BACKGROUND: Chronic disease is a growing problem in the United States. More than 125 million Americans had at least 1 chronic care condition in 2000, and this number is expected to grow to 157 million by the year 2020.1 Some of the challenges associated with current chronic care management approaches can be addressed through the use of health information technology (IT) and health information exchange.

OBJECTIVE: To review the current challenges of chronic care management and explore how health IT and health information exchange efforts at the national, state, and local levels can be leveraged to address some of these challenges.

SUMMARY: Efforts to effectively manage chronic care have been hampered by a number of factors, including a fragmented health care system and the need for more coordination across the health care setting; the lack of interoperable clinical information systems, which would help provide readily available, comprehensive information about the patient to those who deliver care, those who manage care, and those who receive care, and finally, the current predominantly fee-for-service reimbursement system that rewards volume and fragmentation, and does not effectively align incentives with the goals of chronic care management. The introduction of health IT, including electronic health records and health information exchange, holds great promise for addressing many of the barriers to effective chronic care management, by providing important clinical information about the patient when it is needed, and where it is needed, in a timely, secure fashion. Having information from the care delivery process readily available through health IT and health information exchange at the national, state, and local levels supports key components of the chronic care management process, including those related to measurement, clinical decision support, collaboration and coordination, and consumer activation.
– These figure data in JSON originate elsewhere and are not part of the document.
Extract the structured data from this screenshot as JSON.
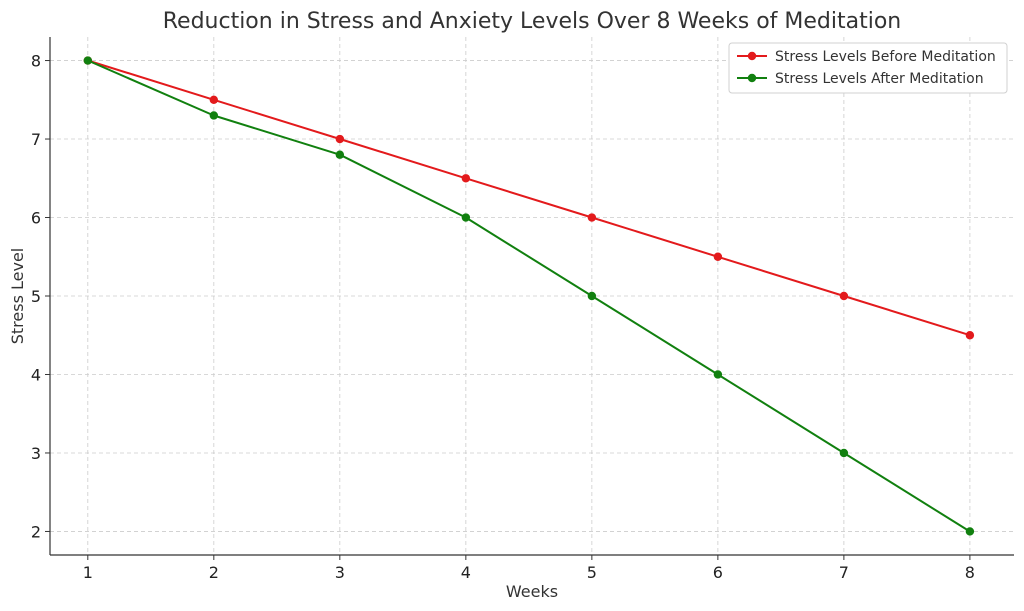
{
  "chart_data": {
    "type": "line",
    "title": "Reduction in Stress and Anxiety Levels Over 8 Weeks of Meditation",
    "xlabel": "Weeks",
    "ylabel": "Stress Level",
    "x": [
      1,
      2,
      3,
      4,
      5,
      6,
      7,
      8
    ],
    "x_ticks": [
      1,
      2,
      3,
      4,
      5,
      6,
      7,
      8
    ],
    "y_ticks": [
      2,
      3,
      4,
      5,
      6,
      7,
      8
    ],
    "xlim": [
      0.7,
      8.35
    ],
    "ylim": [
      1.7,
      8.3
    ],
    "grid": true,
    "legend_position": "top-right",
    "series": [
      {
        "name": "Stress Levels Before Meditation",
        "color": "#e31a1c",
        "values": [
          8,
          7.5,
          7,
          6.5,
          6,
          5.5,
          5,
          4.5
        ]
      },
      {
        "name": "Stress Levels After Meditation",
        "color": "#11800f",
        "values": [
          8,
          7.3,
          6.8,
          6,
          5,
          4,
          3,
          2
        ]
      }
    ]
  }
}
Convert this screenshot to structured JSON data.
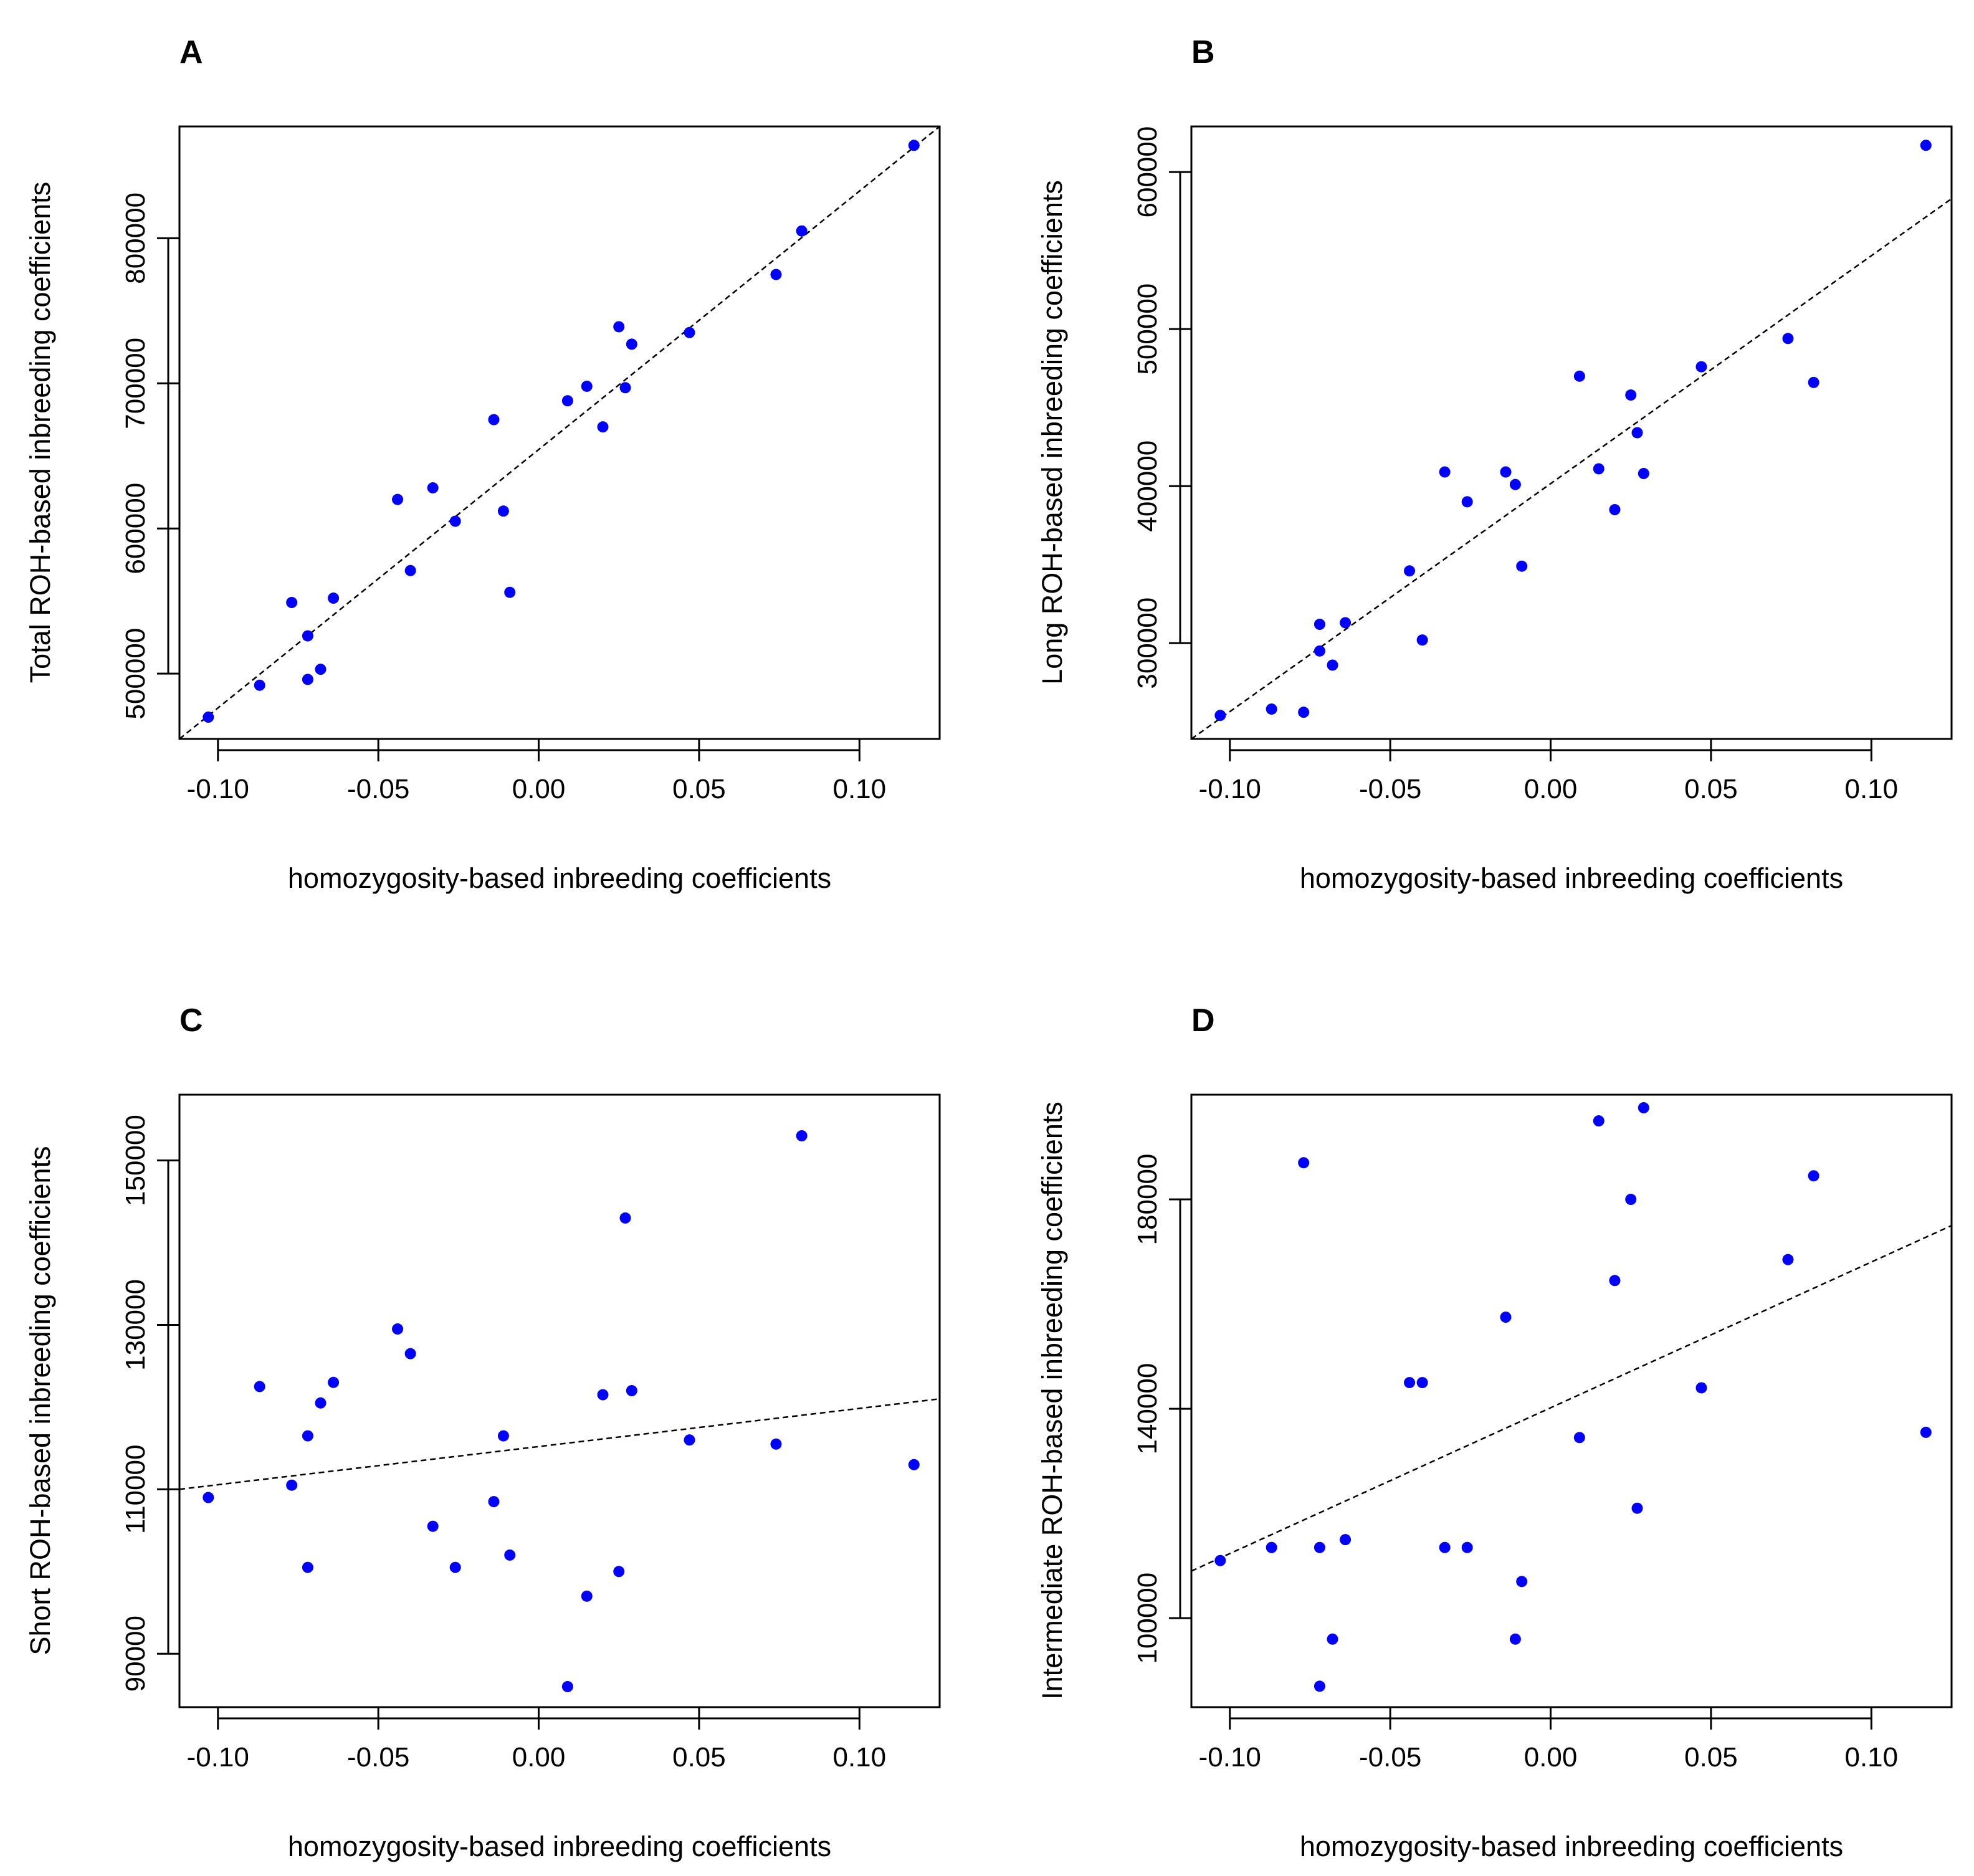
{
  "figure": {
    "background": "#ffffff",
    "point_color": "#0000ff"
  },
  "chart_data": [
    {
      "panel": "A",
      "type": "scatter",
      "title": "",
      "xlabel": "homozygosity-based inbreeding coefficients",
      "ylabel": "Total ROH-based inbreeding coefficients",
      "xlim": [
        -0.112,
        0.125
      ],
      "ylim": [
        455000,
        877000
      ],
      "xticks": [
        -0.1,
        -0.05,
        0.0,
        0.05,
        0.1
      ],
      "xtick_labels": [
        "-0.10",
        "-0.05",
        "0.00",
        "0.05",
        "0.10"
      ],
      "yticks": [
        500000,
        600000,
        700000,
        800000
      ],
      "ytick_labels": [
        "500000",
        "600000",
        "700000",
        "800000"
      ],
      "points": [
        [
          -0.103,
          470000
        ],
        [
          -0.087,
          492000
        ],
        [
          -0.077,
          549000
        ],
        [
          -0.072,
          526000
        ],
        [
          -0.072,
          496000
        ],
        [
          -0.068,
          503000
        ],
        [
          -0.064,
          552000
        ],
        [
          -0.044,
          620000
        ],
        [
          -0.04,
          571000
        ],
        [
          -0.033,
          628000
        ],
        [
          -0.026,
          605000
        ],
        [
          -0.014,
          675000
        ],
        [
          -0.011,
          612000
        ],
        [
          -0.009,
          556000
        ],
        [
          0.009,
          688000
        ],
        [
          0.015,
          698000
        ],
        [
          0.02,
          670000
        ],
        [
          0.025,
          739000
        ],
        [
          0.027,
          697000
        ],
        [
          0.029,
          727000
        ],
        [
          0.047,
          735000
        ],
        [
          0.074,
          775000
        ],
        [
          0.082,
          805000
        ],
        [
          0.117,
          864000
        ]
      ],
      "fit_line": {
        "x0": -0.112,
        "y0": 455000,
        "x1": 0.125,
        "y1": 877000
      }
    },
    {
      "panel": "B",
      "type": "scatter",
      "title": "",
      "xlabel": "homozygosity-based inbreeding coefficients",
      "ylabel": "Long ROH-based inbreeding coefficients",
      "xlim": [
        -0.112,
        0.125
      ],
      "ylim": [
        239000,
        629000
      ],
      "xticks": [
        -0.1,
        -0.05,
        0.0,
        0.05,
        0.1
      ],
      "xtick_labels": [
        "-0.10",
        "-0.05",
        "0.00",
        "0.05",
        "0.10"
      ],
      "yticks": [
        300000,
        400000,
        500000,
        600000
      ],
      "ytick_labels": [
        "300000",
        "400000",
        "500000",
        "600000"
      ],
      "points": [
        [
          -0.103,
          254000
        ],
        [
          -0.087,
          258000
        ],
        [
          -0.077,
          256000
        ],
        [
          -0.072,
          312000
        ],
        [
          -0.072,
          295000
        ],
        [
          -0.068,
          286000
        ],
        [
          -0.064,
          313000
        ],
        [
          -0.044,
          346000
        ],
        [
          -0.04,
          302000
        ],
        [
          -0.033,
          409000
        ],
        [
          -0.026,
          390000
        ],
        [
          -0.014,
          409000
        ],
        [
          -0.011,
          401000
        ],
        [
          -0.009,
          349000
        ],
        [
          0.009,
          470000
        ],
        [
          0.015,
          411000
        ],
        [
          0.02,
          385000
        ],
        [
          0.025,
          458000
        ],
        [
          0.027,
          434000
        ],
        [
          0.029,
          408000
        ],
        [
          0.047,
          476000
        ],
        [
          0.074,
          494000
        ],
        [
          0.082,
          466000
        ],
        [
          0.117,
          617000
        ]
      ],
      "fit_line": {
        "x0": -0.112,
        "y0": 239000,
        "x1": 0.125,
        "y1": 583000
      }
    },
    {
      "panel": "C",
      "type": "scatter",
      "title": "",
      "xlabel": "homozygosity-based inbreeding coefficients",
      "ylabel": "Short ROH-based inbreeding coefficients",
      "xlim": [
        -0.112,
        0.125
      ],
      "ylim": [
        83500,
        158000
      ],
      "xticks": [
        -0.1,
        -0.05,
        0.0,
        0.05,
        0.1
      ],
      "xtick_labels": [
        "-0.10",
        "-0.05",
        "0.00",
        "0.05",
        "0.10"
      ],
      "yticks": [
        90000,
        110000,
        130000,
        150000
      ],
      "ytick_labels": [
        "90000",
        "110000",
        "130000",
        "150000"
      ],
      "points": [
        [
          -0.103,
          109000
        ],
        [
          -0.087,
          122500
        ],
        [
          -0.077,
          110500
        ],
        [
          -0.072,
          116500
        ],
        [
          -0.072,
          100500
        ],
        [
          -0.068,
          120500
        ],
        [
          -0.064,
          123000
        ],
        [
          -0.044,
          129500
        ],
        [
          -0.04,
          126500
        ],
        [
          -0.033,
          105500
        ],
        [
          -0.026,
          100500
        ],
        [
          -0.014,
          108500
        ],
        [
          -0.011,
          116500
        ],
        [
          -0.009,
          102000
        ],
        [
          0.009,
          86000
        ],
        [
          0.015,
          97000
        ],
        [
          0.02,
          121500
        ],
        [
          0.025,
          100000
        ],
        [
          0.027,
          143000
        ],
        [
          0.029,
          122000
        ],
        [
          0.047,
          116000
        ],
        [
          0.074,
          115500
        ],
        [
          0.082,
          153000
        ],
        [
          0.117,
          113000
        ]
      ],
      "fit_line": {
        "x0": -0.112,
        "y0": 110000,
        "x1": 0.125,
        "y1": 121000
      }
    },
    {
      "panel": "D",
      "type": "scatter",
      "title": "",
      "xlabel": "homozygosity-based inbreeding coefficients",
      "ylabel": "Intermediate ROH-based inbreeding coefficients",
      "xlim": [
        -0.112,
        0.125
      ],
      "ylim": [
        83000,
        200000
      ],
      "xticks": [
        -0.1,
        -0.05,
        0.0,
        0.05,
        0.1
      ],
      "xtick_labels": [
        "-0.10",
        "-0.05",
        "0.00",
        "0.05",
        "0.10"
      ],
      "yticks": [
        100000,
        140000,
        180000
      ],
      "ytick_labels": [
        "100000",
        "140000",
        "180000"
      ],
      "points": [
        [
          -0.103,
          111000
        ],
        [
          -0.087,
          113500
        ],
        [
          -0.077,
          187000
        ],
        [
          -0.072,
          113500
        ],
        [
          -0.072,
          87000
        ],
        [
          -0.068,
          96000
        ],
        [
          -0.064,
          115000
        ],
        [
          -0.044,
          145000
        ],
        [
          -0.04,
          145000
        ],
        [
          -0.033,
          113500
        ],
        [
          -0.026,
          113500
        ],
        [
          -0.014,
          157500
        ],
        [
          -0.011,
          96000
        ],
        [
          -0.009,
          107000
        ],
        [
          0.009,
          134500
        ],
        [
          0.015,
          195000
        ],
        [
          0.02,
          164500
        ],
        [
          0.025,
          180000
        ],
        [
          0.027,
          121000
        ],
        [
          0.029,
          197500
        ],
        [
          0.047,
          144000
        ],
        [
          0.074,
          168500
        ],
        [
          0.082,
          184500
        ],
        [
          0.117,
          135500
        ]
      ],
      "fit_line": {
        "x0": -0.112,
        "y0": 109000,
        "x1": 0.125,
        "y1": 175000
      }
    }
  ]
}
CONCLUSIONS: Those engaged in chronic care management should seek to leverage health IT and health information exchange initiatives particularly at the local levels. Community-based initiatives have built social capital and trust across multiple stakeholders; enabled access to clinical data derived from the care delivery process that only resides locally; and in many cases aligned incentives around the mobilization of clinical information across care settings. All of these elements are critical to the long-term success of chronic care management. While there is good research regarding interdisciplinary care models, more research is still needed to identify policies, practices, and strategies for facilitating and building cooperation among those engaged in chronic care management, and those engaged in multi-stakeholder efforts involved in the exchange of clinical health information electronically.